The fact is that, as respondent Court of Tax Appeals has stressed, as early as July 15, 1960,
the Government already had in its hands the sum of P221,033.00 representing excess
payment. Having been paid and received by mistake, as petitioner Commissioner
subsequently acknowledged, that sum unquestionably belonged to ESSO, and the
Government had the obligation to return it to ESSO. That acknowledgment of the erroneous
payment came some four (4) years afterward in nowise negates or detracts from its actuality.
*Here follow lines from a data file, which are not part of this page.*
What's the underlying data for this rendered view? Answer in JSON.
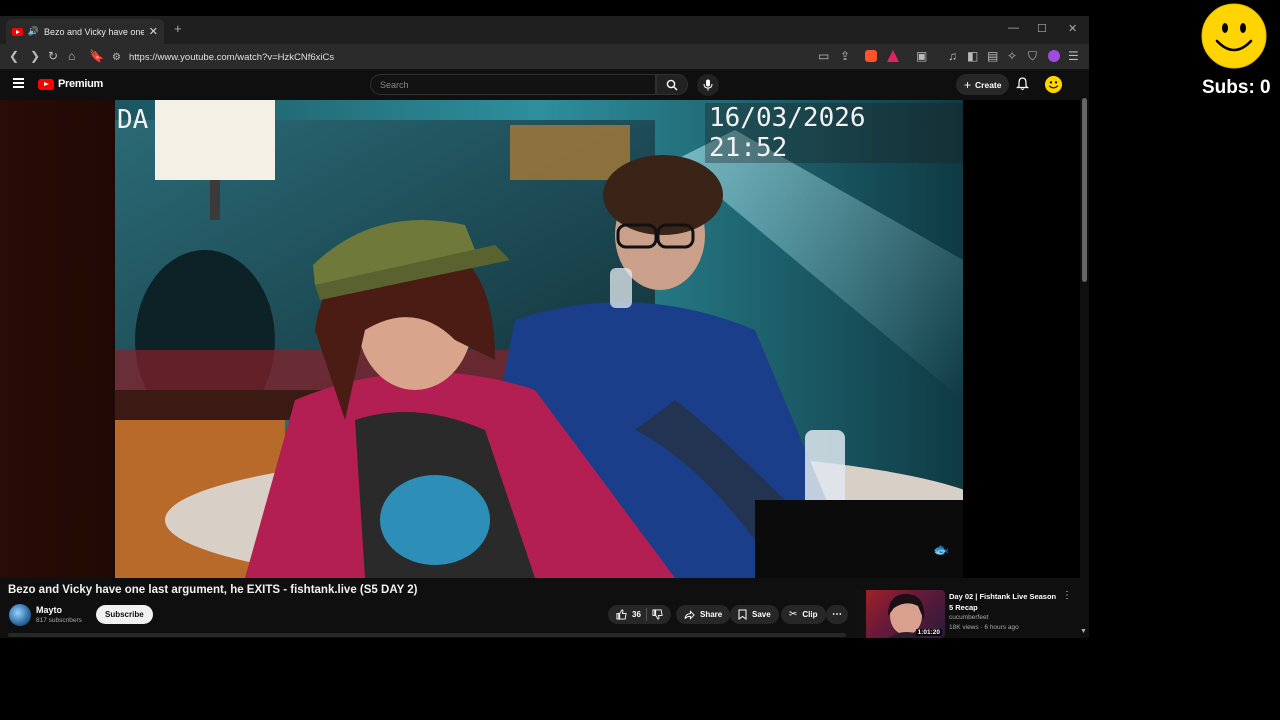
{
  "browser": {
    "tab_title": "Bezo and Vicky have one last argument, he EXITS - fishtank.live (S5 DAY 2)",
    "tab_close": "✕",
    "new_tab": "+",
    "url": "https://www.youtube.com/watch?v=HzkCNf6xiCs"
  },
  "youtube": {
    "logo_text": "Premium",
    "search_placeholder": "Search",
    "create_label": "Create"
  },
  "video": {
    "timestamp": "16/03/2026 21:52",
    "corner_text": "DA",
    "title": "Bezo and Vicky have one last argument, he EXITS - fishtank.live (S5 DAY 2)"
  },
  "channel": {
    "name": "Mayto",
    "subscribers": "817 subscribers",
    "subscribe_label": "Subscribe"
  },
  "actions": {
    "likes": "36",
    "share": "Share",
    "save": "Save",
    "clip": "Clip"
  },
  "recommendation": {
    "title": "Day 02 | Fishtank Live Season 5 Recap",
    "channel": "cucumberfeet",
    "meta": "18K views · 6 hours ago",
    "duration": "1:01:20"
  },
  "overlay": {
    "subs_text": "Subs: 0"
  },
  "colors": {
    "youtube_red": "#ff0000",
    "smiley_yellow": "#ffd400",
    "background": "#0f0f0f"
  }
}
The obligation to return money mistakenly paid arises from the moment that payment is made,
and not from the time that the payee admits the obligation to reimburse. The obligation of the
payee to reimburse an amount paid to him results from the mistake, not from the payee's
confession of the mistake or recognition of the obligation to reimburse. In other words, since
the amount of P221,033.00 belonging to ESSO was already in the hands of the Government
as of July, 1960, although the latter hand not right whatever to the amount and indeed was
bound to return it to ESSO, it was neither legally nor logically possible for ESSO thereafter to
be considered a debtor of the Government in that amount of P221,033.00; and whatever other
obligation ESSO might subsequently incur in favor of the Government would have to be
reduced by that sum, in respect of which no interest could be charged. To interpret the words
of the statute in such a manner as to subvert these truisms simply can not and should not be
countenanced. "Nothing is better settled than that courts are not to give words a meaning
which would lead to absurd or unreasonable consequences. That is a principle that goes back
to In re Allen (2 Phil. 630) decided on October 29, 1903, where it was held that a literal
interpretation is to be rejected if it would be unjust or lead to absurd results." 6 "Statutes
should receive a sensible construction, suck as will give effect to the legislative intention and
so as to avoid an unjust or absurd conclusion." 7
WHEREFORE, the petition for review is DENIED, and the Decision of the Court of Tax
Appeals dated October 28, 1967 subject of the petition is AFFIRMED, without pronouncement
as to costs.
Cruz, Gancayco, Griño-Aquino and Medialdea, JJ ., concur.